Software quality is a simple phrase that is difficult to define. Three of the most important quality management thought leaders of the past century define quality in very different ways.
Philip B Crosby, author of Quality is Free, defines quality as conforming to requirements. Crosby views quality as nearly binary; quality either exists or it does not. There are no different levels of quality.
Joseph Juran, who popularized the concept of the cost of poor quality, defines quality as fitness for use. Juran’s writings describe quality as meeting customers’ expectations with a product that is free from deficiencies.
W. Edward Deming, the author of Out of the Crisis, stated that the customer’s definition of quality is the only one that matters, which means that there is no single definition. Each customer (or group of customers) will have their own definition of quality is based on their needs.
While none of these eminent thought leaders agreed on a precise definition of quality, at the core of all three definitions are the needs and requirements of users. This is critical, but software quality is more nuanced. Just meeting user requirements is only one part of the overall quality of a software deliverable. Technical debt, shortcuts taken while developing and maintaining software, can accumulate and make the software buggy and costly to maintain. Quality will suffer if the process used to develop the software causes it to be late or if the software is not verified before it delivered. Defining software quality requires a broader framework.
In The Three Aspects of Software Quality, David Chappell proposed that software quality can be viewed in a framework that includes functional, structural and process quality. It is useful to use this framework to operationalize any of the three definitions.
Functional quality. Functional quality is meeting the users’ needs. To do that you need to gather and deliver the correct requirements in a manner that is usable. Crosby, Juran and Deming’s definitions of quality are most often tied to the concepts of functional quality.
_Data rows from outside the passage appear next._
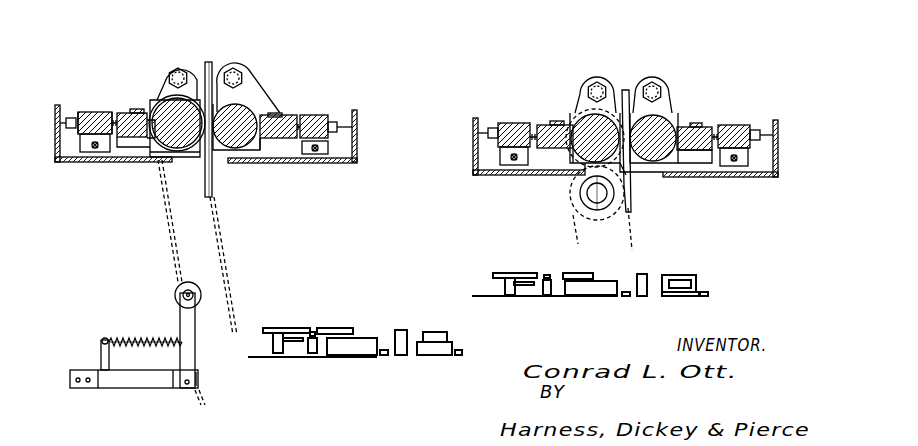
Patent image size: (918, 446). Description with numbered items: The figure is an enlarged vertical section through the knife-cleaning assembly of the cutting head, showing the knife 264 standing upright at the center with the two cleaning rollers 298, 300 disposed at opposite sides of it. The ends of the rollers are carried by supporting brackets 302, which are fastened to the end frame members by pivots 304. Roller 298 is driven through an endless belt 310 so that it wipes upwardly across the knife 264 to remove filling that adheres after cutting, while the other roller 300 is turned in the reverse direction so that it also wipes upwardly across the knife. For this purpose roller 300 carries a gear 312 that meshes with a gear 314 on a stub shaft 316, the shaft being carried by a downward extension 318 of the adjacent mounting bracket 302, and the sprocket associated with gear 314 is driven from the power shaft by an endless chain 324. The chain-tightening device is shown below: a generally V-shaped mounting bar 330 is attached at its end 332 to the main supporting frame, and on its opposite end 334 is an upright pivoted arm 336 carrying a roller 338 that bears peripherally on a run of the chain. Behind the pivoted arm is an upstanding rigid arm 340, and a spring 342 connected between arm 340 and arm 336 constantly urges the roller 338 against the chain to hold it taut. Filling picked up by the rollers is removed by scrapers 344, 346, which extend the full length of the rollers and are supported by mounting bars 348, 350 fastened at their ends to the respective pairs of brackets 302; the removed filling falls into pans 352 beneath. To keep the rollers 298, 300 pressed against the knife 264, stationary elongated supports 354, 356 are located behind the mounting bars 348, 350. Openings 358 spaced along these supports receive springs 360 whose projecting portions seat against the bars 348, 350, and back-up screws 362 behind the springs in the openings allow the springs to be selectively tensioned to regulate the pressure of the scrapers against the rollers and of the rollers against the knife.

In FIG. 18, the knife 264 is at (212, 64).
In FIG. 19, the knife 264 is at (628, 90).
In FIG. 18, the cleaning roller 298 is at (172, 105).
In FIG. 19, the cleaning roller 298 is at (665, 122).
In FIG. 18, the cleaning roller 300 is at (268, 115).
In FIG. 19, the cleaning roller 300 is at (560, 125).
In FIG. 18, the supporting bracket 302 is at (175, 70).
In FIG. 19, the supporting bracket 302 is at (590, 88).
In FIG. 18, the pivot 304 is at (178, 70).
In FIG. 19, the pivot 304 is at (623, 95).
In FIG. 18, the endless belt 310 is at (217, 214).
In FIG. 19, the gear 312 is at (572, 168).
In FIG. 19, the gear 314 is at (568, 218).
In FIG. 19, the stub shaft 316 is at (600, 198).
In FIG. 19, the downward extension 318 is at (605, 170).
In FIG. 19, the endless chain 324 is at (574, 251).
In FIG. 18, the mounting bar 330 is at (133, 388).
In FIG. 18, the end of mounting bar 332 is at (88, 370).
In FIG. 18, the opposite end of mounting bar 334 is at (199, 382).
In FIG. 18, the pivoted arm 336 is at (190, 320).
In FIG. 18, the roller 338 is at (200, 293).
In FIG. 18, the rigid arm 340 is at (104, 340).
In FIG. 18, the spring 342 is at (147, 340).
In FIG. 18, the scraper 344 is at (136, 112).
In FIG. 19, the scraper 344 is at (700, 127).
In FIG. 18, the scraper 346 is at (282, 115).
In FIG. 19, the scraper 346 is at (555, 121).
In FIG. 18, the mounting bar 348 is at (140, 137).
In FIG. 18, the mounting bar 350 is at (288, 140).
In FIG. 18, the pan 352 is at (57, 112).
In FIG. 19, the pan 352 is at (475, 160).
In FIG. 18, the elongated support 354 is at (82, 112).
In FIG. 19, the elongated support 354 is at (740, 125).
In FIG. 18, the elongated support 356 is at (324, 115).
In FIG. 19, the elongated support 356 is at (505, 123).
In FIG. 18, the opening 358 is at (85, 152).
In FIG. 18, the spring 360 is at (115, 118).
In FIG. 18, the back-up screw 362 is at (70, 126).
In FIG. 19, the back-up screw 362 is at (488, 133).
Functional quality is typically validated through the use of testing and demonstration.
Structural quality. Structural quality is an evaluation of how the code is composed against a set of standards. Structural quality is often thought of as the non-functional requirements of a product or project. These include concepts such as testability, maintainability, understandability, security and others. Structural quality is often validated through techniques such as code reviews and code scans. There are numerous excellent commercial code scanning tools.
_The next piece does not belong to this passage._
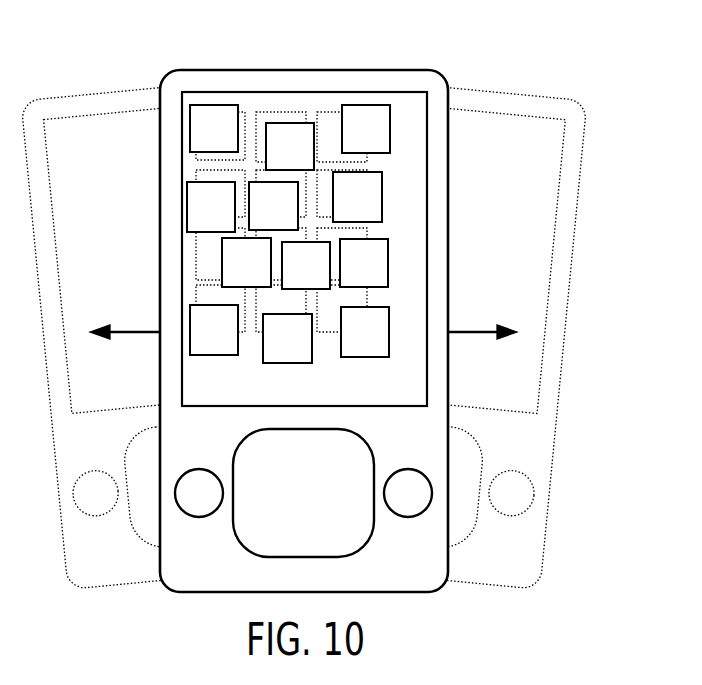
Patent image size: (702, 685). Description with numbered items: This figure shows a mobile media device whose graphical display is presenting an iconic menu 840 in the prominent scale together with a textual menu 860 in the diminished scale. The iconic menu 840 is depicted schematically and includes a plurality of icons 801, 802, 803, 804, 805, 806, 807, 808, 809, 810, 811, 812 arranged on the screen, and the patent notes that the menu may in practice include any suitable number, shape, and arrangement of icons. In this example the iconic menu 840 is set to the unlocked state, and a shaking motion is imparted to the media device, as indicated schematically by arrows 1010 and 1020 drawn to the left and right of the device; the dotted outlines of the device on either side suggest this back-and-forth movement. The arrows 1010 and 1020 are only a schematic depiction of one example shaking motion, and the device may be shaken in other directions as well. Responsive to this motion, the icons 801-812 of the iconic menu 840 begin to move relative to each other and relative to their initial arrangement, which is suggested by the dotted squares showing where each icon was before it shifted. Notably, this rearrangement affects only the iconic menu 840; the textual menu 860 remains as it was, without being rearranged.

Process quality. Process quality is a measure of how the work was performed. Classic outcome measures of on-time, on-budget, and process and process quality assurance (PPQA) evaluations are examples of how process quality is measured. Process quality often impacts the business value of a product. Software that is late or costs more than it should will deliver a lower return on investment. The concept of process quality is based on the understanding that a repeatable development process yields software quality.
User need is the foundation of software quality. However, in order to have a complete understanding of software quality, you need to take into account much more. Structural and process quality are aspects of quality that impact the potential value of the software.